Ni demasiado ni poco


Tiempo de lectura: 3 min

Lectura bíblica: 1 Corintios 12:14-27
Ahora bien, vosotros sois el cuerpo de Cristo, y miembros suyos individualmente.
1 Corintios 12:27
Supón que llegas con tu familia, un viernes a la noche, a un restaurante que tiene todo lo que puedas comer por un precio fijo. ¿Cómo te sentirías después de que te serviste? Vota lo que más se parecería a ti.
(a) Vuelvo a casa empachado porque me comí todo lo que había a la vista, y después hasta aspiré hondo para llevarme el olorcito a comida.
(b) Vuelvo a casa con hambre porque me serví unas cucharaditas chiquitas, aun de mis platos favoritos. Me da miedo servirme más por temor a que después no alcance la comida para todos.
(c) Vuelvo a casa satisfecho, y queda bastante comida para todos los demás que comerán después.
¿Sabes que tienes las mismas tres opciones cuando de demostrar amor se trata? Piénsalo:
(a) Puedes amarte tanto que no te queda nada de amor para nadie más en el mundo.
(b) Puedes privarte de amor por ti mismo hasta marchitarte.
(c) Puedes aprender a amar apropiadamente a tu prójimo como te amas a ti mismo.
En 1 Corintios 12 Pablo dijo que, como cristianos, tenemos algo aún más vital que el alimento para compartir unos con otros. Explicó que el Espíritu Santo puso dentro de cada uno de nosotros dones para servir a otros. No sólo eso, sino que también nos capacita a cada uno con los dones exactos que quiere que tengamos. Nos ha hecho como un cuerpo, cada persona es una parte del cuerpo. Ya sea que tengamos las habilidades de un ojo, un oído o un pie, nuestra meta es apreciar, desarrollar y poner en práctica las habilidades que Dios nos dio para bien del resto del cuerpo, o sea la iglesia.
¿Te das cuenta de que ese tipo de amor propio no es egoísta? Si te amas demasiado, te guardarás tu don para ti exclusivamente.

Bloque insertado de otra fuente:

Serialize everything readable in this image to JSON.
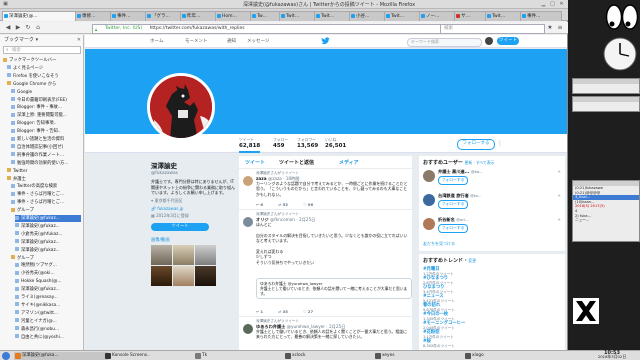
{
  "window": {
    "title": "深澤諭史(@fukazawas)さん | Twitterからの投稿ツイート - Mozilla Firefox"
  },
  "tabs": [
    {
      "label": "深澤論史(@...",
      "icon": "twitter",
      "active": true
    },
    {
      "label": "専修…",
      "icon": "twitter"
    },
    {
      "label": "事件…",
      "icon": "twitter"
    },
    {
      "label": "「グラ…",
      "icon": "twitter"
    },
    {
      "label": "昨年…",
      "icon": "twitter"
    },
    {
      "label": "Hom…",
      "icon": "twitter"
    },
    {
      "label": "Tw…",
      "icon": "twitter"
    },
    {
      "label": "Twit…",
      "icon": "twitter"
    },
    {
      "label": "Twit…",
      "icon": "twitter"
    },
    {
      "label": "小谷…",
      "icon": "twitter"
    },
    {
      "label": "Twit…",
      "icon": "twitter"
    },
    {
      "label": "ノー…",
      "icon": "twitter"
    },
    {
      "label": "サ…",
      "icon": "red"
    },
    {
      "label": "Twit…",
      "icon": "twitter"
    },
    {
      "label": "事件…",
      "icon": "twitter"
    }
  ],
  "nav": {
    "url_secure": "Twitter, Inc. (US)",
    "url": "https://twitter.com/fukazawas/with_replies",
    "search_placeholder": "検索"
  },
  "sidebar": {
    "title": "ブックマーク",
    "search_placeholder": "検索",
    "items": [
      {
        "label": "ブックマークツールバー",
        "indent": 0,
        "type": "folder"
      },
      {
        "label": "よく見るページ",
        "indent": 1,
        "type": "page"
      },
      {
        "label": "Firefox を使いこなそう",
        "indent": 1,
        "type": "page"
      },
      {
        "label": "Google Chrome から",
        "indent": 1,
        "type": "folder"
      },
      {
        "label": "Google",
        "indent": 2,
        "type": "page"
      },
      {
        "label": "今日の書籍印刷表示(FEE)",
        "indent": 2,
        "type": "page"
      },
      {
        "label": "Blogger: 事件・事故...",
        "indent": 2,
        "type": "page"
      },
      {
        "label": "深澤上原: 重要閲覧可能...",
        "indent": 2,
        "type": "page"
      },
      {
        "label": "Blogger: 告知事項..",
        "indent": 2,
        "type": "page"
      },
      {
        "label": "Blogger: 事件・告知..",
        "indent": 2,
        "type": "page"
      },
      {
        "label": "新しい話題と生活の資料",
        "indent": 2,
        "type": "page"
      },
      {
        "label": "自治体雑誌記事(小回ぜ)",
        "indent": 2,
        "type": "page"
      },
      {
        "label": "刑事弁護の作業ノート...",
        "indent": 2,
        "type": "page"
      },
      {
        "label": "勉強時間の効果的使い方...",
        "indent": 2,
        "type": "page"
      },
      {
        "label": "Twitter",
        "indent": 1,
        "type": "folder"
      },
      {
        "label": "弁護士",
        "indent": 1,
        "type": "folder"
      },
      {
        "label": "Twitterの高度な検索",
        "indent": 2,
        "type": "page"
      },
      {
        "label": "事件・さらば月曜とご...",
        "indent": 2,
        "type": "page"
      },
      {
        "label": "事件・さらば月曜とご...",
        "indent": 2,
        "type": "page"
      },
      {
        "label": "グループ",
        "indent": 2,
        "type": "folder"
      },
      {
        "label": "深澤論史(@fukaz...",
        "indent": 3,
        "type": "page",
        "selected": true
      },
      {
        "label": "深澤論史(@fukaz...",
        "indent": 3,
        "type": "page"
      },
      {
        "label": "小倉秀夫(@hfukaz...",
        "indent": 3,
        "type": "page"
      },
      {
        "label": "深澤論史(@fukaz...",
        "indent": 3,
        "type": "page"
      },
      {
        "label": "深澤論史(@fukaz...",
        "indent": 3,
        "type": "page"
      },
      {
        "label": "グループ",
        "indent": 2,
        "type": "folder"
      },
      {
        "label": "唯然物(ツブヤグ...",
        "indent": 3,
        "type": "page"
      },
      {
        "label": "小谷秀夫(@oki...",
        "indent": 3,
        "type": "page"
      },
      {
        "label": "Hokke Squash(@...",
        "indent": 3,
        "type": "page"
      },
      {
        "label": "深澤論史(@fukaz...",
        "indent": 3,
        "type": "page"
      },
      {
        "label": "ライミ(@reasay...",
        "indent": 3,
        "type": "page"
      },
      {
        "label": "サイキ(@nikkasa...",
        "indent": 3,
        "type": "page"
      },
      {
        "label": "アマゾン(@twitt...",
        "indent": 3,
        "type": "page"
      },
      {
        "label": "河童とイナガ(@...",
        "indent": 3,
        "type": "page"
      },
      {
        "label": "森永昌行(@nobu...",
        "indent": 3,
        "type": "page"
      },
      {
        "label": "自由と共に(@yoshi...",
        "indent": 3,
        "type": "page"
      }
    ]
  },
  "twitter": {
    "nav": {
      "home": "ホーム",
      "moments": "モーメント",
      "notifications": "通知",
      "messages": "メッセージ"
    },
    "search_placeholder": "キーワード検索",
    "tweet_button": "ツイート",
    "stats": [
      {
        "label": "ツイート",
        "value": "62,818"
      },
      {
        "label": "フォロー",
        "value": "459"
      },
      {
        "label": "フォロワー",
        "value": "13,569"
      },
      {
        "label": "いいね",
        "value": "26,501"
      }
    ],
    "follow_label": "フォローする",
    "profile": {
      "name": "深澤諭史",
      "handle": "@fukazawas",
      "bio": "弁護士です。専門分野は特にありませんが、IT関連やネット上の紛争に関わる業務に取り組んでいます。よろしくお願い申し上げます。",
      "location": "東京都千代田区",
      "url": "fukazawas.jp",
      "joined": "2012年3月に登録",
      "tweet_to": "ツイート",
      "media_link": "画像/動画"
    },
    "timeline_tabs": {
      "tweets": "ツイート",
      "replies": "ツイートと返信",
      "media": "メディア"
    },
    "tweets": [
      {
        "context": "深澤論史さんがリツイート",
        "name": "zaza",
        "handle": "@zaza · 18時間",
        "body": "カーリングのような話題で自分で考えてみるとか、一時間ごとに作業を続けることだと思う。「こういうものだから」と言われていることを、少し疑ってみるのも大事なことかもしれない。",
        "actions": [
          "6",
          "53",
          "96"
        ]
      },
      {
        "context": "深澤論史さんがリツイート",
        "name": "オリジ",
        "handle": "@fkncomon · 2月25日",
        "body": "ほんとに\n\n自分のスタイルの解決を目指していきたいと思う。少なくとも誰かの役に立てればいいなと考えています。\n\n変えれば変わる\n少しずつ\nそういう気持ちでやっていきたい",
        "quote": "ゆあろわ弁護士 @yurohwa_lawyer\n弁護士として働いているとき、依頼人の話を聞いて一緒に考えることが大事だと思います。",
        "actions": [
          "1",
          "35",
          "27"
        ]
      },
      {
        "context": "深澤論史さんがリツイート",
        "name": "ゆあろわ弁護士",
        "handle": "@yurohwa_lawyer · 2月25日",
        "body": "弁護士として働いているとき、依頼人の話をよく聞くことが一番大事だと思う。相談に来られた方にとって、最善の解決策を一緒に探していきたい。",
        "actions": [
          "",
          "",
          ""
        ]
      }
    ],
    "suggest_title": "おすすめユーザー",
    "suggest_links": "更新 · すべて表示",
    "suggestions": [
      {
        "name": "弁護士 黒川進...",
        "handle": "@ka...",
        "button": "フォローする"
      },
      {
        "name": "台湾鉄道 旅行者",
        "handle": "@ta...",
        "button": "フォローする"
      },
      {
        "name": "折谷新名",
        "handle": "@ori...",
        "button": "フォローする"
      }
    ],
    "suggest_footer": "友だちを見つける",
    "trends_title": "おすすめトレンド",
    "trends_link": "変更",
    "trends": [
      {
        "name": "#月曜日",
        "count": "1.2万件のツイート"
      },
      {
        "name": "#ひなまつり",
        "count": "2.8万件のツイート"
      },
      {
        "name": "ひなまつり",
        "count": "3.4万件のツイート"
      },
      {
        "name": "#ニュース",
        "count": "5,421件のツイート"
      },
      {
        "name": "春の訪れ",
        "count": "9,876件のツイート"
      },
      {
        "name": "#今日の一枚",
        "count": "1,345件のツイート"
      },
      {
        "name": "#モーニングコーヒー",
        "count": "2,044件のツイート"
      },
      {
        "name": "#花粉症",
        "count": "1.1万件のツイート"
      },
      {
        "name": "#桜",
        "count": "8,302件のツイート"
      }
    ]
  },
  "clipboard": [
    {
      "text": "(0:21)fukazawa",
      "style": "normal"
    },
    {
      "text": "(0:21)@@@@",
      "style": "normal"
    },
    {
      "text": "3_Kcal...",
      "style": "hl"
    },
    {
      "text": "(10)kaan...",
      "style": "normal"
    },
    {
      "text": "2016(5) 2017(5)",
      "style": "red"
    },
    {
      "text": "4",
      "style": "normal"
    },
    {
      "text": "2) fuka...",
      "style": "normal"
    },
    {
      "text": "ニュー...",
      "style": "normal"
    }
  ],
  "taskbar": [
    {
      "label": "深澤論史(@fuka...",
      "active": true,
      "icon": "#e87a1d"
    },
    {
      "label": "Konsole Screens..",
      "active": false,
      "icon": "#333"
    },
    {
      "label": "Tk",
      "active": false,
      "icon": "#7a7a7a"
    },
    {
      "label": "xclock",
      "active": false,
      "icon": "#555"
    },
    {
      "label": "xeyes",
      "active": false,
      "icon": "#555"
    },
    {
      "label": "xlogo",
      "active": false,
      "icon": "#555"
    }
  ],
  "clock": {
    "time": "10:53",
    "date": "2018年3月02日"
  }
}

Si te amas demasiado poco, no creerás que puedes ser de ayuda a nadie. Pero cuando te amas a ti mismo correctamente, ¡tienes una opinión lo suficientemente buena de ti mismo como para poner en práctica esa serie de dones únicos para bien de otros!
PARA DIALOGAR: ¿Te parece que te amas demasiado —o demasiado poco— o en la medida justa? El hecho de amarte a ti mismo, ¿de qué manera te ayuda a amar a otros?
PARA ORAR: Señor, ayúdanos a amarnos a nosotros mismos en la medida justa, ¡a fin de poder usar nuestros dones para bien de otros!
PARA HACER: Respétate a ti mismo: ¡Usa tus dones para tener hoy un impacto sobre la vida de alguien!